Your startup shouldn’t spend time managing international payments: here’s how to outsource it entirely

By Harry Scherzer

Every year thousands of South Africans take the plunge and start new businesses. Whether they do so out of necessity or a desire to be their own boss, taking the plunge into entrepreneurship is a brave decision. That’s particularly true in an economy as challenging as South Africa’s. Even in a booming economy, however, there are many unforeseen challenges that entrepreneurs have to deal with. As any founder will tell you, it doesn’t matter how many business books you read and podcasts you listen to, it’s impossible to prepare for everything.

There are few places where those challenges are more visible than for import and export startups.  Maybe you’re in the energy space and import solar equipment for an increasingly burgeoning sector or maybe you’re in the technology space and import hard drives, graphics cards, and other pieces of equipment. Alternatively, you might be an exporter, helping South African wineries or craft artisans sell their products abroad. Either way, that means delving into the world of international payments.

And for someone whose real passion is solar energy or evangelising local wines, that’s a massive headache, they’d rather do without. Even if they do attain some level of expertise in what can be a complex field, having to deal with international payments can feel like a distraction from the aspects of the business they care most deeply about. The obvious answer is to outsource that function. Before doing so, however, every business should make sure it’s working with the right international payments partner that places a premium on customer service and transparency.

You can’t bank on your bank 

The obvious temptation for most entrepreneurs would be to simply trust their bank to meet their international payment needs. And the results of a Future Forex survey, conducted earlier this year that most do. According to the survey, 68% of businesses handle their international payments directly through a bank. While it’s understandable that they choose to do so, it can often be their detriment.

The first reason for that is the level of customer service an import/export startup is likely to get from a bank. Despite the promises of personalised and tailored services on their business banking brochures, most banks have thousands of businesses on their books. That means you have to go through the same rigmarole as everyone else, especially if there’s a sudden shift in your import/export needs (something that can happen regularly in the space).

That means either trying to dig through the bank’s digital material and completing the transaction yourself or calling up its contact centre. From there, you’ll probably have to go through a chain of people before finally talking to the person you need. That wouldn’t be too much of a problem if the business only had to go through the process once, but that’s seldom the case.

Aside from the high degree of variability in the currency exchange process, the international payment needs of businesses change as they expand and grow. Banks aren’t always able to adapt to those shifts.
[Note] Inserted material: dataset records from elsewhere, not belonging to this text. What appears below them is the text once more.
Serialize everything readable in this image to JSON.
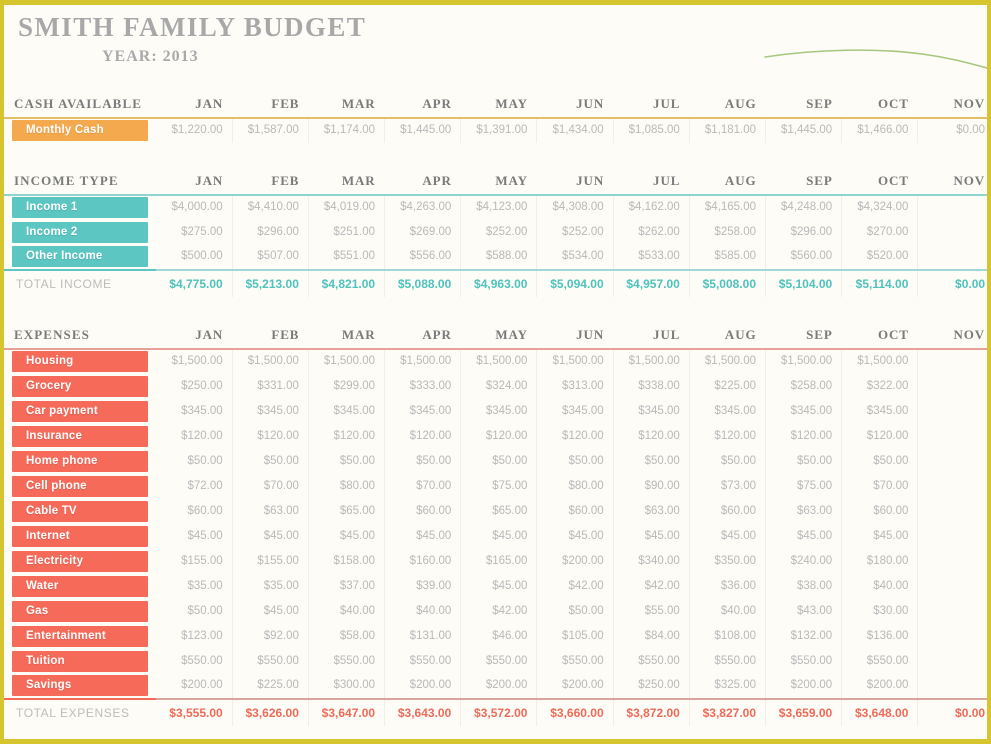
{
  "document": {
    "title": "SMITH FAMILY BUDGET",
    "year_label": "YEAR: 2013"
  },
  "colors": {
    "page_border": "#d6c52e",
    "cash_accent": "#f5a94e",
    "income_accent": "#5cc6c3",
    "expense_accent": "#f66a5a",
    "title_text": "#a8a8a8",
    "value_text": "#b9b9b9",
    "sparkline": "#a7c77f"
  },
  "months": [
    "JAN",
    "FEB",
    "MAR",
    "APR",
    "MAY",
    "JUN",
    "JUL",
    "AUG",
    "SEP",
    "OCT",
    "NOV"
  ],
  "cash": {
    "section_title": "CASH AVAILABLE",
    "row_label": "Monthly Cash",
    "values": [
      "$1,220.00",
      "$1,587.00",
      "$1,174.00",
      "$1,445.00",
      "$1,391.00",
      "$1,434.00",
      "$1,085.00",
      "$1,181.00",
      "$1,445.00",
      "$1,466.00",
      "$0.00"
    ]
  },
  "income": {
    "section_title": "INCOME TYPE",
    "rows": [
      {
        "label": "Income 1",
        "values": [
          "$4,000.00",
          "$4,410.00",
          "$4,019.00",
          "$4,263.00",
          "$4,123.00",
          "$4,308.00",
          "$4,162.00",
          "$4,165.00",
          "$4,248.00",
          "$4,324.00",
          ""
        ]
      },
      {
        "label": "Income 2",
        "values": [
          "$275.00",
          "$296.00",
          "$251.00",
          "$269.00",
          "$252.00",
          "$252.00",
          "$262.00",
          "$258.00",
          "$296.00",
          "$270.00",
          ""
        ]
      },
      {
        "label": "Other Income",
        "values": [
          "$500.00",
          "$507.00",
          "$551.00",
          "$556.00",
          "$588.00",
          "$534.00",
          "$533.00",
          "$585.00",
          "$560.00",
          "$520.00",
          ""
        ]
      }
    ],
    "total_label": "TOTAL INCOME",
    "total_values": [
      "$4,775.00",
      "$5,213.00",
      "$4,821.00",
      "$5,088.00",
      "$4,963.00",
      "$5,094.00",
      "$4,957.00",
      "$5,008.00",
      "$5,104.00",
      "$5,114.00",
      "$0.00"
    ]
  },
  "expenses": {
    "section_title": "EXPENSES",
    "rows": [
      {
        "label": "Housing",
        "values": [
          "$1,500.00",
          "$1,500.00",
          "$1,500.00",
          "$1,500.00",
          "$1,500.00",
          "$1,500.00",
          "$1,500.00",
          "$1,500.00",
          "$1,500.00",
          "$1,500.00",
          ""
        ]
      },
      {
        "label": "Grocery",
        "values": [
          "$250.00",
          "$331.00",
          "$299.00",
          "$333.00",
          "$324.00",
          "$313.00",
          "$338.00",
          "$225.00",
          "$258.00",
          "$322.00",
          ""
        ]
      },
      {
        "label": "Car payment",
        "values": [
          "$345.00",
          "$345.00",
          "$345.00",
          "$345.00",
          "$345.00",
          "$345.00",
          "$345.00",
          "$345.00",
          "$345.00",
          "$345.00",
          ""
        ]
      },
      {
        "label": "Insurance",
        "values": [
          "$120.00",
          "$120.00",
          "$120.00",
          "$120.00",
          "$120.00",
          "$120.00",
          "$120.00",
          "$120.00",
          "$120.00",
          "$120.00",
          ""
        ]
      },
      {
        "label": "Home phone",
        "values": [
          "$50.00",
          "$50.00",
          "$50.00",
          "$50.00",
          "$50.00",
          "$50.00",
          "$50.00",
          "$50.00",
          "$50.00",
          "$50.00",
          ""
        ]
      },
      {
        "label": "Cell phone",
        "values": [
          "$72.00",
          "$70.00",
          "$80.00",
          "$70.00",
          "$75.00",
          "$80.00",
          "$90.00",
          "$73.00",
          "$75.00",
          "$70.00",
          ""
        ]
      },
      {
        "label": "Cable TV",
        "values": [
          "$60.00",
          "$63.00",
          "$65.00",
          "$60.00",
          "$65.00",
          "$60.00",
          "$63.00",
          "$60.00",
          "$63.00",
          "$60.00",
          ""
        ]
      },
      {
        "label": "Internet",
        "values": [
          "$45.00",
          "$45.00",
          "$45.00",
          "$45.00",
          "$45.00",
          "$45.00",
          "$45.00",
          "$45.00",
          "$45.00",
          "$45.00",
          ""
        ]
      },
      {
        "label": "Electricity",
        "values": [
          "$155.00",
          "$155.00",
          "$158.00",
          "$160.00",
          "$165.00",
          "$200.00",
          "$340.00",
          "$350.00",
          "$240.00",
          "$180.00",
          ""
        ]
      },
      {
        "label": "Water",
        "values": [
          "$35.00",
          "$35.00",
          "$37.00",
          "$39.00",
          "$45.00",
          "$42.00",
          "$42.00",
          "$36.00",
          "$38.00",
          "$40.00",
          ""
        ]
      },
      {
        "label": "Gas",
        "values": [
          "$50.00",
          "$45.00",
          "$40.00",
          "$40.00",
          "$42.00",
          "$50.00",
          "$55.00",
          "$40.00",
          "$43.00",
          "$30.00",
          ""
        ]
      },
      {
        "label": "Entertainment",
        "values": [
          "$123.00",
          "$92.00",
          "$58.00",
          "$131.00",
          "$46.00",
          "$105.00",
          "$84.00",
          "$108.00",
          "$132.00",
          "$136.00",
          ""
        ]
      },
      {
        "label": "Tuition",
        "values": [
          "$550.00",
          "$550.00",
          "$550.00",
          "$550.00",
          "$550.00",
          "$550.00",
          "$550.00",
          "$550.00",
          "$550.00",
          "$550.00",
          ""
        ]
      },
      {
        "label": "Savings",
        "values": [
          "$200.00",
          "$225.00",
          "$300.00",
          "$200.00",
          "$200.00",
          "$200.00",
          "$250.00",
          "$325.00",
          "$200.00",
          "$200.00",
          ""
        ]
      }
    ],
    "total_label": "TOTAL EXPENSES",
    "total_values": [
      "$3,555.00",
      "$3,626.00",
      "$3,647.00",
      "$3,643.00",
      "$3,572.00",
      "$3,660.00",
      "$3,872.00",
      "$3,827.00",
      "$3,659.00",
      "$3,648.00",
      "$0.00"
    ]
  }
}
They may also lack the resources to help a business complete the SARS and Reserve Bank paperwork needed to complete an international payment, adding to the frustration felt by business owners.

This poor service can even affect a company’s bottom line, particularly if banks aren’t transparent about the fees they charge for international payments, as is often the case. This lack of transparency means that businesses end up paying a lot more on each transaction than they expect.

Find the right currency exchange partner

Given the real and serious issues import/export businesses can face with banks, where should they turn to ensure those needs are fully met? A good place to start is with an independent foreign exchange provider that prioritises the experiences of its customers.

For businesses in particular, such a provider should offer a dedicated account manager who can guide them through the entire international payment process. The account managers it offers shouldn’t just be client service pros either. They should also have in-depth knowledge of the nuances around money transfers and currency exchange and be able to understand the intricacies around your company and its industry-specific challenges. Additionally, they should be able to ensure that businesses are on the right track when it comes to meeting SARS and Reserve Bank requirements for international money transfers.

Critically, any international payments provider should also be wholly transparent with all of the fees it charges, including the margin or spread. A volatile rand makes international payments a challenge to deal with consistently at the best of times. There’s no reason why a business should also have to put additional excess time into getting the logistics right to ensure the payment is made timeously and that the process goes smoothly.

Getting the most out of critical businesses 

Importers and exporters of all sizes are, without doubt, critical to the South African economy. The former bring us goods that wouldn’t otherwise be available in the country (to the detriment of both individuals and other businesses) while exporters ensure that the world can enjoy our goods while also bringing in much-needed foreign currency.

Given how crucial they are, those businesses should be able to focus on what they do best. That includes international payments. With the right international payment provider in place, they can rest assured that they’re always getting the best service on those payments without having to pay extra for it.

(Harry Scherzer is the CEO of FutureForex).